Outward

If SCOTUS Decides in Favor of Marriage Equality, Thank Solicitor General Don Verrilli

Donald Verrilli in front of the U.S. Supreme Court.

Photo by PAUL J. RICHARDS/AFP/Getty Images

In the months leading up to Tuesday’s marriage equality arguments before the Supreme Court, gay rights groups tied themselves in knots over which attorney should represent the cause in front of the justices. The agonizing turned out to be for naught. Although Mary Bonauto, the anointed advocate for equality, held her own on Tuesday, she failed to point the justices toward a single, unifying argument that would tie together complex legal doctrines and simple human compassion. By the time she sat down, the case for marriage equality had been muddled by conservative justices’ endless questions about the ancient roots of opposite-sex marriage.

Then two things happened. First, a protestor arose and shouted “Homosexuality is an abomination!” and “You’ll all burn in hell!” Then, seconds after he was escorted from the courtroom, Solicitor General Donald Verrilli approached the bench. As the protestor was dragged down the hall, Verrilli began to defend same-sex marriage on behalf of the United States. Shouts of “abomination” and “hell” echoed into the courtroom as Verrilli began to speak. But he forged ahead anyway—and what he said over the next fifteen minutes masterfully established the burning importance and obvious correctness of marriage equality.

Verrilli is a calm, careful advocate, and his tepid arguments in support of same-sex marriage two years ago were unenthused and unpersuasive. This time around, Verrilli simply nailed it. With his fifteen minutes, Verrilli grounded marriage equality in “human dignity,” explaining that, if the court rules the wrong way, “thousands and thousands of people are going to live out their lives and go to their deaths without their states ever recognizing the equal dignity of their relationships.” Justice Anthony Kennedy is absolutely fixated on dignity, and Verrilli’s argument is clearly designed to bait him.

It works. Kennedy responds positively, asking Verrilli, “haven’t we learned a tremendous amount [about gay people] since Lawrence, just in the last 10 years?”

“Yes,” Verrilli responds, not missing a beat. (Kennedy, of course, wrote the majority opinion in Lawrence, striking down sodomy bans.) Verrilli then holds Kennedy’s hand and walks him down the path upon which Bonauto stumbled:

I do think Lawrence was an important catalyst that has brought us to where we are today. And I think what Lawrence did was provide an assurance that gay and lesbian couples could live openly in a society as free people and start families and raise families and participate fully in their communities without fear. … We understand now, in a way even that we did not fully understand in Lawrence, that gay and lesbian people and gay and lesbian couples are full and equal members of the community. And what we once thought of as necessary and proper reasons for ostracizing and marginalizing gay people, we now understand do not justify that kind of impression.
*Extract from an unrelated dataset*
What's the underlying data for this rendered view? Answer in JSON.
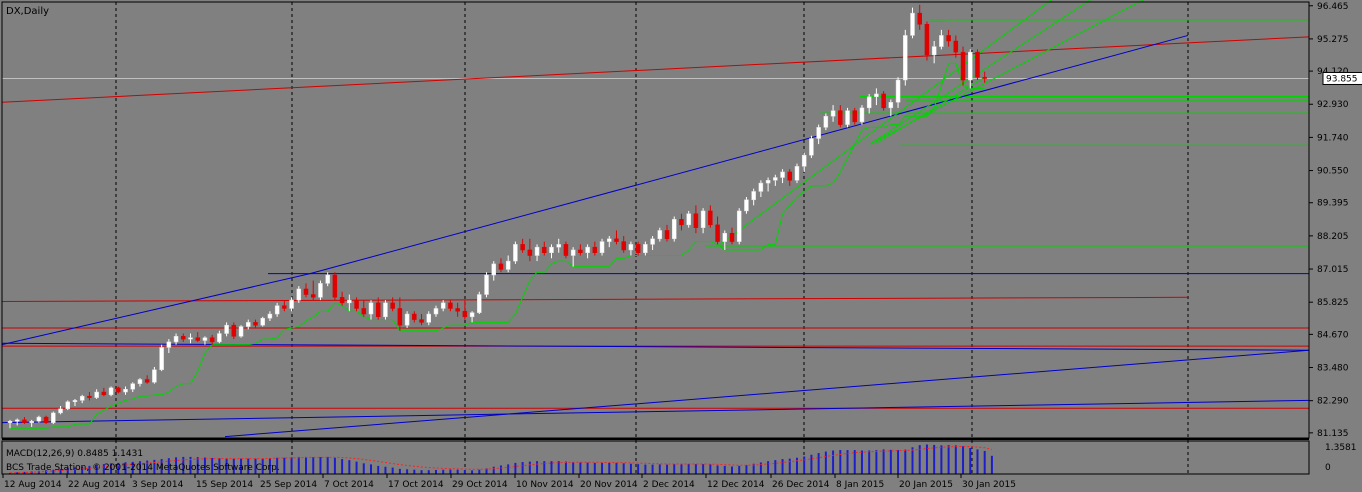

You can almost hear Kennedy smile and think, now we’re talking. It’s this stuff that Kennedy wants to hear: stuff about free people and communities and equality, about all the lives he’ll make better if he rules the right way. Verrilli lays it on thick, later telling Kennedy that “there’s a profound connection between [constitutional] liberty and equality”—a connection Kennedy has harped upon in his gay rights opinions. Verrilli talks about families and children and, above all, dignity. As his time ends, he delivers the perfect peroration: “Gay and lesbian people are equal. They deserve equal protection of the laws, and they deserve it now.”

Verrilli’s appeal to Kennedy’s favorite concepts may be, as Jeffrey Toobin wrote, blatant pandering. But if so, it is pandering that works. Everybody knows Kennedy holds the key to the outcome of this case. Verrilli’s brief, brilliant turn at the lectern pivoted arguments in the right direction and gave Kennedy all the ammunition he needs to blast down state-level marriage bans. If and when that happens, we’ll have a long roster of advocates to thank. Verrilli should be at the top of the list.